DNA ploidy and PTEN as biomarkers for predicting aggressive disease in prostate cancer patients under active surveillance
Background Current risk stratification tools for prostate cancer patients under active surveillance (AS) may inadequately identify those needing treatment. We investigated DNA ploidy and PTEN as potential biomarkers to predict aggressive disease in AS patients. Methods We assessed DNA ploidy by image cytometry and PTEN protein expression by immunohistochemistry in 3197 tumour-containing tissue blocks from 558 patients followed in AS at a Norwegian local hospital. The primary endpoint was treatment, with treatment failure (biochemical recurrence or initiation of salvage therapy) as the secondary endpoint. Results The combined DNA ploidy and PTEN (DPP) status at diagnosis was associated with treatment-free survival in univariable- and multivariable analysis, with a HR for DPP-aberrant vs.
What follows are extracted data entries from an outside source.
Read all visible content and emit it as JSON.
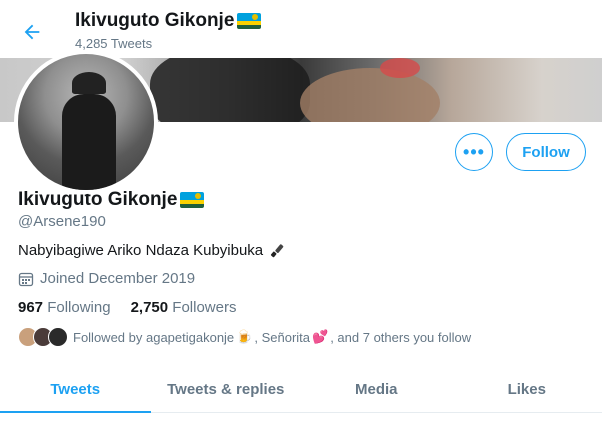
{
  "header": {
    "back_icon": "arrow-left-icon",
    "name": "Ikivuguto Gikonje",
    "tweet_count": "4,285 Tweets"
  },
  "profile": {
    "name": "Ikivuguto Gikonje",
    "handle": "@Arsene190",
    "bio": "Nabyibagiwe Ariko Ndaza Kubyibuka",
    "joined": "Joined December 2019",
    "following_count": "967",
    "following_label": "Following",
    "followers_count": "2,750",
    "followers_label": "Followers",
    "followed_by": {
      "prefix": "Followed by agapetigakonje",
      "emoji1": "🍺",
      "middle": ", Señorita",
      "emoji2": "💕",
      "suffix": ", and 7 others you follow"
    }
  },
  "actions": {
    "more_label": "•••",
    "follow_label": "Follow"
  },
  "tabs": [
    {
      "label": "Tweets",
      "active": true
    },
    {
      "label": "Tweets & replies",
      "active": false
    },
    {
      "label": "Media",
      "active": false
    },
    {
      "label": "Likes",
      "active": false
    }
  ],
  "colors": {
    "accent": "#1da1f2",
    "muted_text": "#657786",
    "primary_text": "#14171a"
  }
}
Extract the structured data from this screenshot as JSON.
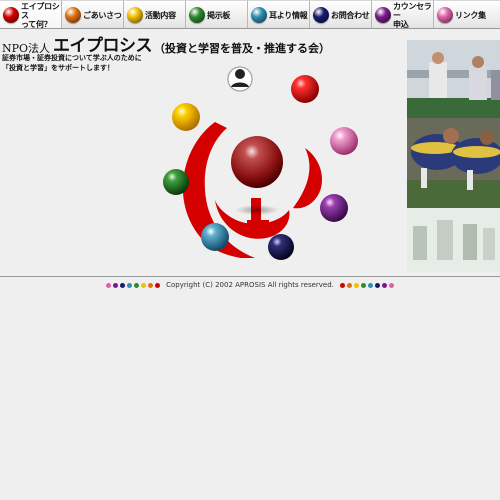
{
  "nav": {
    "tabs": [
      {
        "label": "エイプロシス\nって何？",
        "color": "#d40000",
        "name": "nav-tab-about",
        "active": true
      },
      {
        "label": "ごあいさつ",
        "color": "#e07010",
        "name": "nav-tab-greeting"
      },
      {
        "label": "活動内容",
        "color": "#f0c000",
        "name": "nav-tab-activities"
      },
      {
        "label": "掲示板",
        "color": "#2e8a2e",
        "name": "nav-tab-bbs"
      },
      {
        "label": "耳より情報",
        "color": "#2f8fb0",
        "name": "nav-tab-info"
      },
      {
        "label": "お問合わせ",
        "color": "#1a1a70",
        "name": "nav-tab-contact"
      },
      {
        "label": "カウンセラー\n申込",
        "color": "#7a1a8a",
        "name": "nav-tab-counselor"
      },
      {
        "label": "リンク集",
        "color": "#e060a8",
        "name": "nav-tab-links"
      }
    ]
  },
  "header": {
    "prefix": "NPO法人",
    "name": "エイプロシス",
    "subtitle": "（投資と学習を普及・推進する会）",
    "tagline": [
      "証券市場・証券投資について学ぶ人のために",
      "「投資と学習」をサポートします！"
    ]
  },
  "footer": {
    "copyright": "Copyright (C) 2002 APROSIS All rights reserved.",
    "dot_colors": [
      "#e060a8",
      "#7a1a8a",
      "#1a1a70",
      "#2f8fb0",
      "#2e8a2e",
      "#f0c000",
      "#e07010",
      "#d40000"
    ]
  },
  "colors": {
    "background": "#efefef",
    "logo_red": "#d40000"
  }
}
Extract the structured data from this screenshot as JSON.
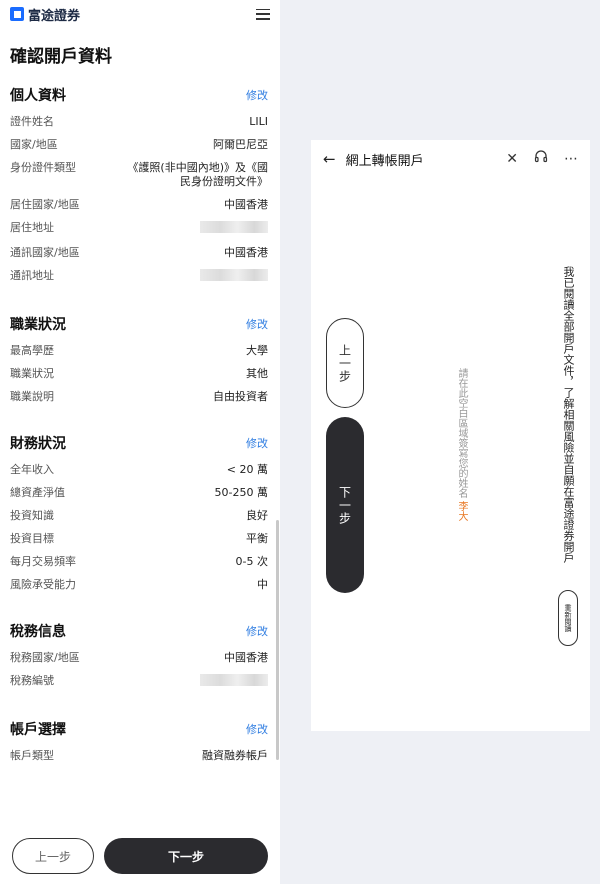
{
  "brand": {
    "logo_text": "富途證券"
  },
  "page_title": "確認開戶資料",
  "sections": [
    {
      "title": "個人資料",
      "edit": "修改",
      "rows": [
        {
          "k": "證件姓名",
          "v": "LILI"
        },
        {
          "k": "國家/地區",
          "v": "阿爾巴尼亞"
        },
        {
          "k": "身份證件類型",
          "v": "《護照(非中國內地)》及《國民身份證明文件》"
        },
        {
          "k": "居住國家/地區",
          "v": "中國香港"
        },
        {
          "k": "居住地址",
          "v": ""
        },
        {
          "k": "通訊國家/地區",
          "v": "中國香港"
        },
        {
          "k": "通訊地址",
          "v": ""
        }
      ]
    },
    {
      "title": "職業狀況",
      "edit": "修改",
      "rows": [
        {
          "k": "最高學歷",
          "v": "大學"
        },
        {
          "k": "職業狀況",
          "v": "其他"
        },
        {
          "k": "職業說明",
          "v": "自由投資者"
        }
      ]
    },
    {
      "title": "財務狀況",
      "edit": "修改",
      "rows": [
        {
          "k": "全年收入",
          "v": "< 20 萬"
        },
        {
          "k": "總資產淨值",
          "v": "50-250 萬"
        },
        {
          "k": "投資知識",
          "v": "良好"
        },
        {
          "k": "投資目標",
          "v": "平衡"
        },
        {
          "k": "每月交易頻率",
          "v": "0-5 次"
        },
        {
          "k": "風險承受能力",
          "v": "中"
        }
      ]
    },
    {
      "title": "稅務信息",
      "edit": "修改",
      "rows": [
        {
          "k": "稅務國家/地區",
          "v": "中國香港"
        },
        {
          "k": "稅務編號",
          "v": ""
        }
      ]
    },
    {
      "title": "帳戶選擇",
      "edit": "修改",
      "rows": [
        {
          "k": "帳戶類型",
          "v": "融資融券帳戶"
        }
      ]
    }
  ],
  "buttons": {
    "prev": "上一步",
    "next": "下一步"
  },
  "dialog": {
    "title": "網上轉帳開戶",
    "prev": "上一步",
    "next": "下一步",
    "sign_hint": "請在此空白區域簽寫您的姓名",
    "sign_name": "李大",
    "agree": "我已閱讀全部開戶文件，了解相關風險並自願在富途證券開戶",
    "reread": "重新閱讀"
  }
}
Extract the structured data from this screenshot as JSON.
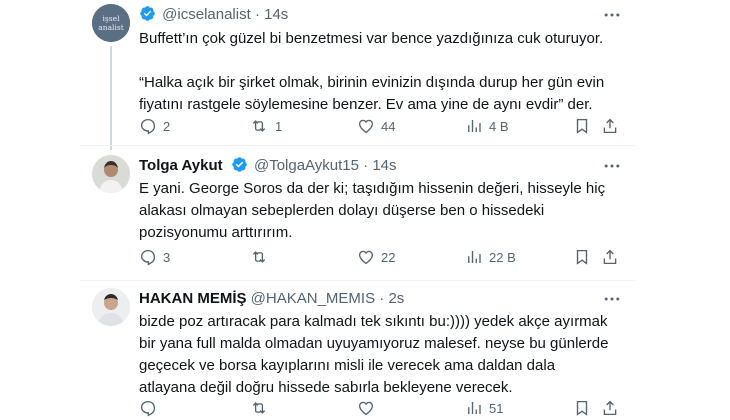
{
  "tweets": [
    {
      "handle": "@icselanalist",
      "time": "14s",
      "avatar_text_line1": "işsel",
      "avatar_text_line2": "analist",
      "paragraph1": "Buffett’ın çok güzel bi benzetmesi var bence yazdığınıza cuk oturuyor.",
      "paragraph2": "“Halka açık bir şirket olmak, birinin evinizin dışında durup her gün evin fiyatını rastgele söylemesine benzer. Ev ama yine de aynı evdir” der.",
      "replies": "2",
      "retweets": "1",
      "likes": "44",
      "views": "4 B"
    },
    {
      "name": "Tolga Aykut",
      "handle": "@TolgaAykut15",
      "time": "14s",
      "paragraph1": "E yani. George Soros da der ki; taşıdığım hissenin değeri, hisseyle hiç alakası olmayan sebeplerden dolayı düşerse ben o hissedeki pozisyonumu arttırırım.",
      "replies": "3",
      "retweets": "",
      "likes": "22",
      "views": "22 B"
    },
    {
      "name": "HAKAN MEMİŞ",
      "handle": "@HAKAN_MEMIS",
      "time": "2s",
      "paragraph1": "bizde poz artıracak para kalmadı tek sıkıntı bu:)))) yedek akçe ayırmak bir yana full malda olmadan uyuyamıyoruz malesef. neyse bu günlerde geçecek ve borsa kayıplarını misli ile verecek ama daldan dala atlayana değil doğru hissede sabırla bekleyene verecek.",
      "replies": "",
      "retweets": "",
      "likes": "",
      "views": "51"
    }
  ],
  "colors": {
    "verified": "#1d9bf0",
    "secondary": "#536471",
    "text": "#0f1419"
  },
  "icons": [
    "reply-icon",
    "retweet-icon",
    "like-icon",
    "views-icon",
    "bookmark-icon",
    "share-icon",
    "more-icon",
    "verified-badge-icon"
  ]
}
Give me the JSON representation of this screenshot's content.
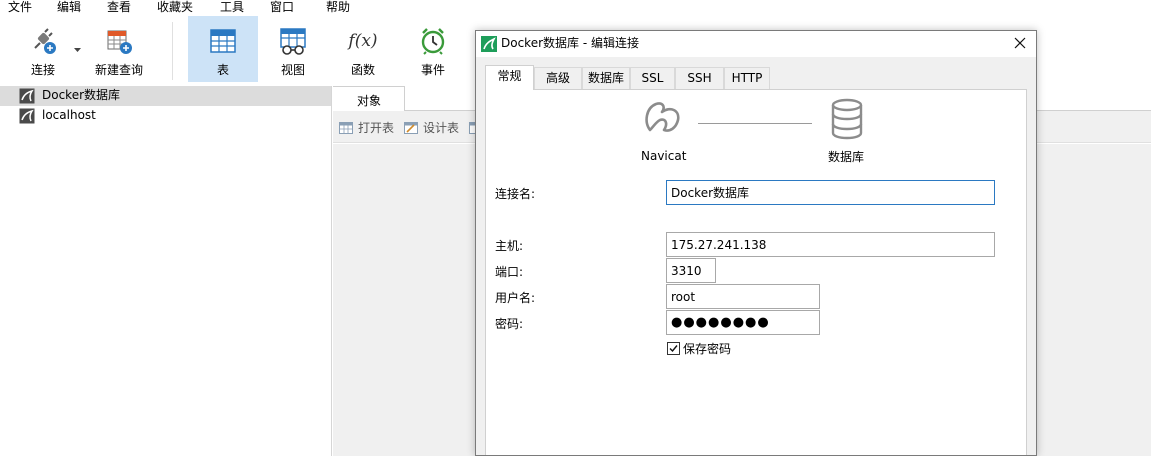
{
  "menu": [
    "文件",
    "编辑",
    "查看",
    "收藏夹",
    "工具",
    "窗口",
    "帮助"
  ],
  "toolbar": {
    "connect": "连接",
    "new_query": "新建查询",
    "table": "表",
    "view": "视图",
    "function": "函数",
    "event": "事件",
    "function_glyph": "f(x)"
  },
  "tree": [
    "Docker数据库",
    "localhost"
  ],
  "objects": {
    "tab": "对象",
    "open_table": "打开表",
    "design_table": "设计表"
  },
  "dialog": {
    "title": "Docker数据库 - 编辑连接",
    "tabs": [
      "常规",
      "高级",
      "数据库",
      "SSL",
      "SSH",
      "HTTP"
    ],
    "active_tab": "常规",
    "flow": {
      "left": "Navicat",
      "right": "数据库"
    },
    "fields": {
      "conn_name_label": "连接名:",
      "conn_name": "Docker数据库",
      "host_label": "主机:",
      "host": "175.27.241.138",
      "port_label": "端口:",
      "port": "3310",
      "user_label": "用户名:",
      "user": "root",
      "pwd_label": "密码:",
      "pwd": "●●●●●●●●"
    },
    "save_password": "保存密码",
    "save_password_checked": true
  },
  "colors": {
    "accent": "#2b79c2",
    "active_toolbar": "#cde3f7",
    "navicat_green": "#1e9e5a"
  }
}
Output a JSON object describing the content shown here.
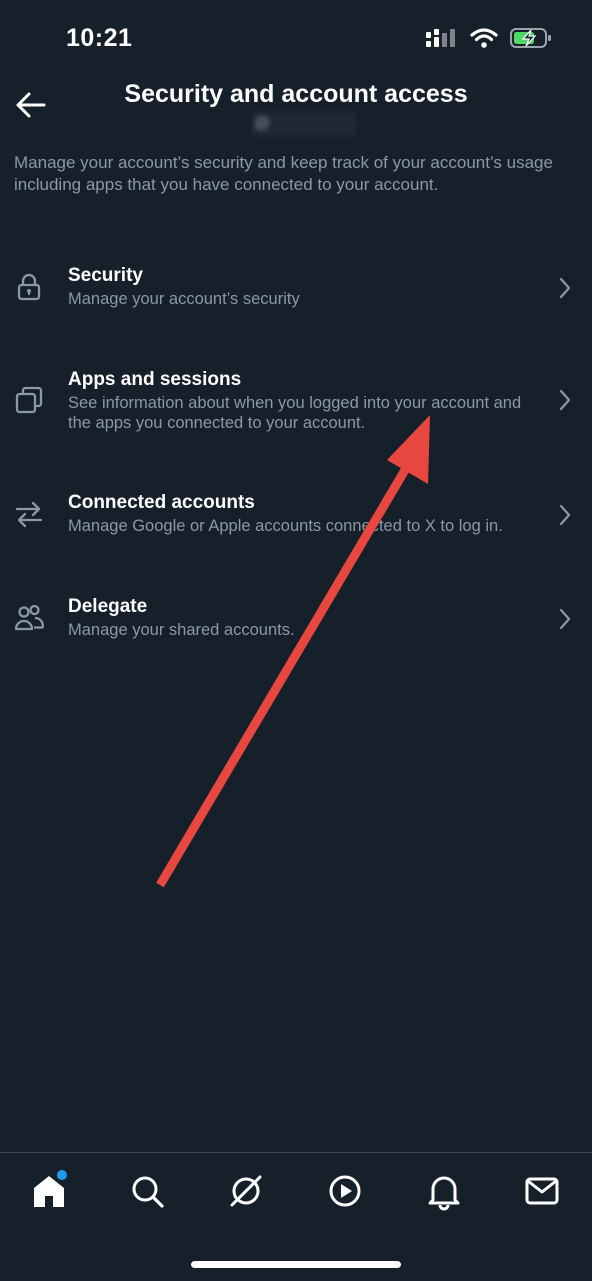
{
  "status_bar": {
    "time": "10:21"
  },
  "header": {
    "title": "Security and account access",
    "handle": "@"
  },
  "description": "Manage your account’s security and keep track of your account’s usage including apps that you have connected to your account.",
  "menu": [
    {
      "label": "Security",
      "sub": "Manage your account’s security",
      "icon": "lock-icon"
    },
    {
      "label": "Apps and sessions",
      "sub": "See information about when you logged into your account and the apps you connected to your account.",
      "icon": "apps-icon"
    },
    {
      "label": "Connected accounts",
      "sub": "Manage Google or Apple accounts connected to X to log in.",
      "icon": "swap-arrows-icon"
    },
    {
      "label": "Delegate",
      "sub": "Manage your shared accounts.",
      "icon": "people-icon"
    }
  ],
  "tab_bar": {
    "tabs": [
      "home",
      "search",
      "grok",
      "video",
      "notifications",
      "messages"
    ],
    "active": "home",
    "home_has_badge": true
  },
  "colors": {
    "background": "#15202b",
    "secondary_text": "#8b98a5",
    "accent": "#1d9bf0",
    "annotation_arrow": "#e8473f"
  }
}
DPP-normal tumours of 2.12 ( p  < 0.0001) and 1.94 ( p  < 0.0001), respectively. Integration of DNA ploidy and PTEN status with the Cancer of the Prostate Risk Assessment (CAPRA) score improved risk stratification (c-index difference = 0.025; p  = 0.0033). Among the treated patients, those with DPP-aberrant tumours exhibited a significantly higher likelihood of treatment failure (HR 2.01; p  = 0.027). Conclusions DNA ploidy and PTEN could serve as additional biomarkers to identify AS patients at increased risk of developing aggressive disease, enabling earlier intervention for nearly 50% of the patients that will eventually receive treatment with current protocol.